China detains dozens of rights lawyers: Amnesty

China detains dozens of rights lawyers: Amnesty

BEIJING - At least 50 Chinese human rights lawyers and activists have been detained or questioned in recent days in an "unprecedented" police swoop, rights groups said Saturday, with around 20 still feared to be held.

"More than 50 lawyers and activists were targeted by police in a nationwide crackdown," Amnesty International said in a statement.

"All the individuals missing since the crackdown began on Thursday 9 July are well-known for their work on human rights cases," it added.

The best known was Li Heping, who was taken away from his home on Friday after what the New York Times described as a police search and the seizure of his computers.

Li had defended blind dissident Chen Guangcheng after Chen infuriated authorities in Shandong province by exposing forced abortions and sterilisations under China's one-child-only policy.

The scale of the clampdown on the legal profession began to emerge when a friend of lawyers and staff at a single Beijing law firm known for its human rights casework said at least five had been detained in the last couple of days.

"(They) were taken away by police for some 'investigation'... and they were not accused yet," fellow lawyer and close associate Zhang Qingfang told AFP.

All worked at Beijing Fengrui, a legal practice most recently in the news for taking on the case of Zhang Miao, a Chinese journalist detained for nine months after helping a German magazine report on democracy protests in Hong Kong.

Zhang's brother and a family friend said state security had detained her lawyer Zhou Shifeng on Friday, the day of her release, covering his head as they hustled him out of a Beijing hotel.

Fears were also raised for Wang Yu, another prominent Chinese rights defender at the firm, who had texted friends on Thursday to say her Internet connection was severed, before adding that unknown individuals were attempting to break into her home.

A legal assistant of Zhou's and an accountant at the firm had also disappeared along with the two lawyers, Zhang said.

Amnesty said earlier at least seven people working at the firm were known to be in the hands of the authorities or had failed to make contact with relatives in recent days.

"Wang Yu disappeared the day before yesterday, and no one has any indication where she is now," William Nee, a Hong Kong-based researcher for Amnesty, told AFP.

National crackdown

A wide-ranging crackdown on dissent has been under way since President Xi Jinping took office two years ago, with scores of government critics detained and dozens jailed.

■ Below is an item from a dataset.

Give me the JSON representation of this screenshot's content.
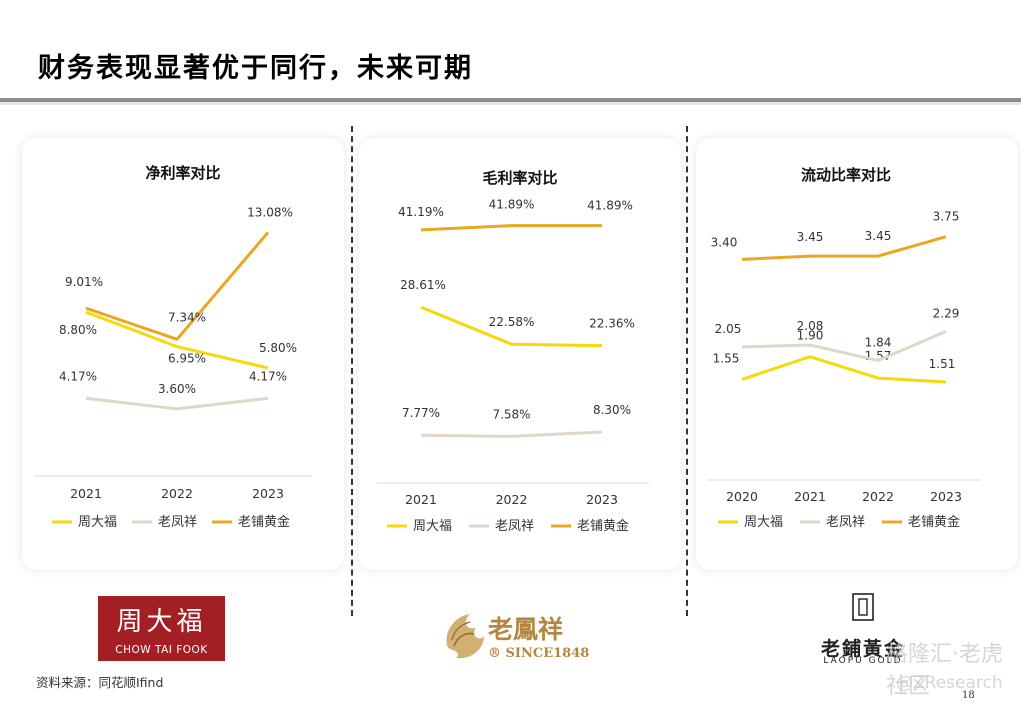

Lawyers in Beijing, Guangzhou and Shanghai were all targeted, Amnesty said, but it was often difficult to ascertain whether they had been detained, taken in for questioning or had gone into hiding.

"We've seen detentions or people being disappeared or having their freedom of (movement) curtailed in many cities all around China. Clearly it is a nationwide crackdown. The most recent estimate we have is 48 people," Nee said.

One Beijing-based lawyer, Zhang Kai, sent a message that simply read "police have come", according to Amnesty, with relatives left in the dark ever since.

Another apparent victim was Liu Xiaoyuan, who has defended controversial artist Ai Weiwei and jailed Uighur intellectual Ilham Tohti. He had been tailed by agents, Amnesty said, until his family lost contact with him.

Meanwhile in the southern province of Guangdong, lawyer Sui Muqing was arrested on Friday for "picking quarrels and provoking troubles", Amnesty said, citing his wife.

The vague charge is increasingly used for a variety of public order offences and against activists who fail to toe the line of the authorities.

'Planned in advance' 

The Chinese Communist Party has repeatedly imprisoned those who openly challenge its right to rule or have protested publicly.

In an unusual admission, its state-run media said in December that torture by police to extract confessions is "not rare".

The timing of the police action was not a coincidence, prominent civil rights lawyer Li Fangping told AFP. "It goes further (than one firm)," he said. "(It was) planned in advance by the government".

Authorities have cracked down on activists, increased censorship of the media and Internet, and rolled out tough measures to confront what it labels "terrorism" in the far-western region of Xinjiang.

Despite the administration's emphasis on the "rule of law", the justice system is heavily weighted in favour of the authorities and the Communist Party.